Tempaan dari sang ayah, guru sekolah dan guru mengaji, serta tempaan lingkungan sosial membuat Sahban kecil lebih cepat dewasa dibandingkan anak-anak seusianya. Wawasannya pun menjadi lebih terbuka dan kemudian ada kegelisahan yang muncul dalam dirinya.

Ya, ia merasa galau. Galau dengan dirinya. Galau memikirkan masa depannya. Ia sudah kelas VI SD (di Kalosi, Kecamatan Alla, Kabupaten Enrekang) dan sebentar lagi akan tamat. Dalam dirinya ada godaan untuk merantau ke Makassar. Ia merasa tertantang untuk melanjutkan pendidikannya di ibukota Provinsi Sulawesi Selatan itu.

Godaan dan tantangan itu semakin kuat karena banyak pemuda desa yang masuk hutan bergabung dengan Qahhar Mudzakkar yang berjuang mendirikan Negara Islam di Sulawesi Selatan. Di antara pemuda yang bergabung itu, termasuk kakak kandungnya, Tangko.

Sebenarnya kakaknya juga mengajak Sahban untuk bergabung, tetapi Sahban menolak tawaran itu. Ia tak ingin mengikuti jejak langkah kakaknya. Waktu itu, sekitar bulan April 1951, kakaknya yang bernama Tangko sudah bergabung dengan pasukan Qahhar Mudzakkar. Sahban tahu, sebagian pemuda itu bergabung dengan pasukan Qahhar Mudzakkar karena ingin mendapatkan pekerjaan.

Buktinya, ketika pemerintah menawarkan kepada para pemuda untuk menjadi anggota tentara pemerintah (Tentara Nasional Indonesia), para pemuda pun ramai-ramai menerima tawaran tersebut, termasuk pemuda yang sudah bergabung dengan pasukan Qahhar Mudzakkar. Mereka turun gunung, mereka keluar dari hutan untuk bergabung dengan tentara pemerintah.

Sahban yang sudah beranjak remaja juga sudah merasa jenuh dengan kehidupannya yang dirasakan sangat monoton. Kehidupan di desa begitu-begitu saja. Setiap hari menjalani hidup tanpa ada perubahan sama sekali. Tanpa ada kemajuan sama sekali.

Ia benar-benar galau. Ia ingin melihat daerah lain. Ia ingin mencari tantangan baru. Ia tak ingin menjalani hidup hingga hari tua di kampung yang jauh dari keramaian kota dan jauh dari berbagai macam perubahan dan tantangan.
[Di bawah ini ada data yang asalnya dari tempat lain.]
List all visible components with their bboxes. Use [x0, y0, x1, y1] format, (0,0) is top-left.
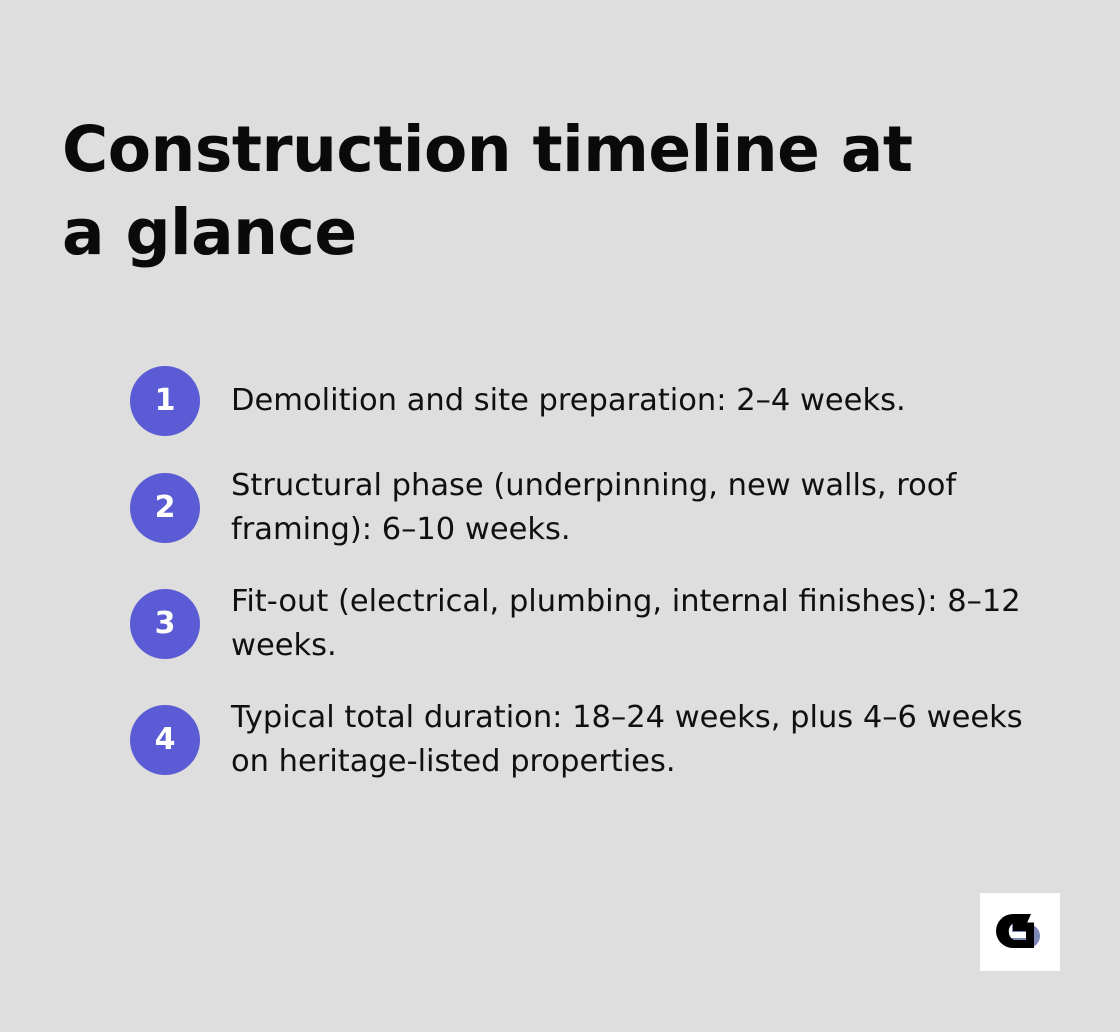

Sahban ingin menjadi seseorang. Ia ingin menjadi orang yang memiliki kelebihan dan dengan kelebihan itu, ia berharap dapat memberi manfaat bagi orang lain, baik bagi keluarga dekatnya, maupun kepada orang lain. Ia tak ingin seperti ayahnya, Ambe’ Suba, dan ibunya, Indo Empa, yang hidupnya dirasakan monoton sebagai pedagang.

Kegalauan pun memuncak dan dengan sangat berhati-hati, serta penuh rasa hormat, ia mengungkapkan curahan hatinya kepada Ambe’ Suba dan Indo Empa. Kepada ayah dan ibunya yang dia sangat hormati itu, Sahban mengungkapkan keinginannya untuk merantau ke Makassar.

Ia menyatakan keinginannya melanjutkan pendidikannya di Kota Anging Mammiri dan meninggalkan kampung halaman beserta keluarganya demi masa depan yang lebih baik.

Ayah Marah, Ibu Menangis

Sayangnya, keinginan tulus itu tidak mendapat sambutan positif dari sang ayah. Ambe’ Suba marah dan tidak mengijinkannya, sementara ibunya hanya terdiam sambil mengelus-elus kepala Sahban.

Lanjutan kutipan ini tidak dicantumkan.